A Lenda Contada De Uma Vida Escondida

Por Luis Garcia | 20/05/2008 | Contos

Esta é a história de um homem que se perdera em África, a história de António Africano e dos filhos de um coração que ele julgara ter desencontrado na selva».

Pela preponderância da acção em detrimento da descrição das personagens, nota-se, num primeiro olhar, que A Lenda Contadade uma Vida Escondida é uma narrativa com traços inequívocos da novela popular. Encontram-se, neste texto, temas e formas populares.

A percepção de que a arte popular abrange os grandes temas da vida social – religião, costumes, aspectos do imaginário, da vida psíquica e festiva – tem permitido a sua afirmação como forma representativa do pensamento e da filosofia de vida das pessoas comuns.

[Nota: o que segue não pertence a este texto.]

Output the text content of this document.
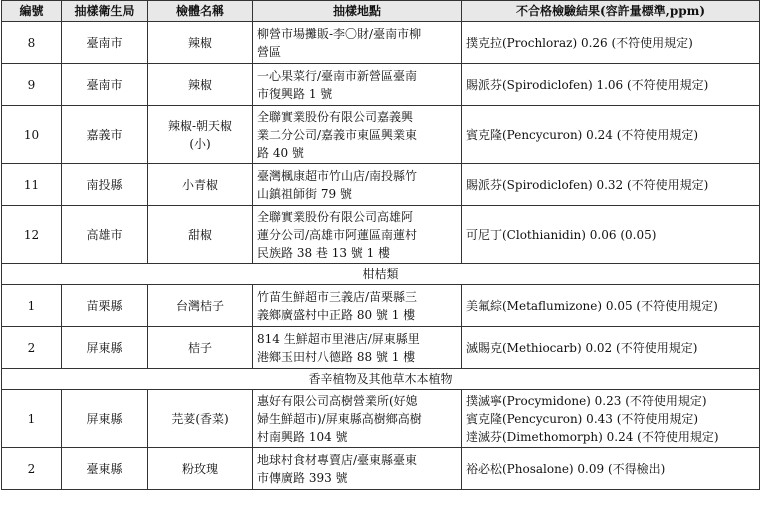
編號	抽樣衛生局	檢體名稱	抽樣地點	不合格檢驗結果(容許量標準,ppm)
8	臺南市	辣椒	柳營市場攤販-李〇財/臺南市柳
營區	撲克拉(Prochloraz) 0.26 (不符使用規定)

9	臺南市	辣椒	一心果菜行/臺南市新營區臺南
市復興路 1 號	賜派芬(Spirodiclofen) 1.06 (不符使用規定)

10	嘉義市	辣椒-朝天椒
(小)	全聯實業股份有限公司嘉義興
業二分公司/嘉義市東區興業東
路 40 號	賓克隆(Pencycuron) 0.24 (不符使用規定)

11	南投縣	小青椒	臺灣楓康超市竹山店/南投縣竹
山鎮祖師街 79 號	賜派芬(Spirodiclofen) 0.32 (不符使用規定)

12	高雄市	甜椒	全聯實業股份有限公司高雄阿
蓮分公司/高雄市阿蓮區南蓮村
民族路 38 巷 13 號 1 樓	可尼丁(Clothianidin) 0.06 (0.05)

柑桔類				
1	苗栗縣	台灣桔子	竹苗生鮮超市三義店/苗栗縣三
義鄉廣盛村中正路 80 號 1 樓	美氟綜(Metaflumizone) 0.05 (不符使用規定)

2	屏東縣	桔子	814 生鮮超市里港店/屏東縣里
港鄉玉田村八德路 88 號 1 樓	滅賜克(Methiocarb) 0.02 (不符使用規定)

香辛植物及其他草木本植物				
1	屏東縣	芫荽(香菜)	惠好有限公司高樹營業所(好媳
婦生鮮超市)/屏東縣高樹鄉高樹
村南興路 104 號	撲滅寧(Procymidone) 0.23 (不符使用規定)
賓克隆(Pencycuron) 0.43 (不符使用規定)
達滅芬(Dimethomorph) 0.24 (不符使用規定)

2	臺東縣	粉玫瑰	地球村食材專賣店/臺東縣臺東
市傳廣路 393 號	裕必松(Phosalone) 0.09 (不得檢出)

Esta novela podia muito bem ser um conto a começar com o característico "era uma vez" - ainda para mais com figuras que lembram sempre um tempo remoto (de carpinteiros, padres e meretrizes), aldeão e provinciano. Também pelo artesanato dos nomes, como se se tratasse das primeiras sílabas aprendidas por uma criança: o «Patudo», por exemplo.

E quanto aos artifícios literários? É evidente que estamos no reino do folclórico. Literatura popular é, pois, a que corre entre o povo - a arte do «comum povo» de Fernão Lopes – e poucas são as leis por que se regula esta narrativa, como poucos são os estudiosos que enunciam os recursos estilísticos que esteticamente a valorizam. Multiplicidade de estrofes, vozes descompassadas, encadeamento de ideias que sobram e faltam - nada que a narrativa dita culta não exiba igualmente como característico da sua irmã popular.

Nas novelas populares existe muitas vezes uma sentença que conduz à morte, quase sempre à morte física. Tal é «a desgraçada sorte do carpinteiro» que, nesta história «acerca de mãos que trabalham a madeira, mãos que trabalham o coração, mãos que magoam, mãos que separam e mãos que não se souberam reencontrar», acaba por transformar-se em livro, em memórias de um jovem escritor que alguma vez perdeu a sua infância.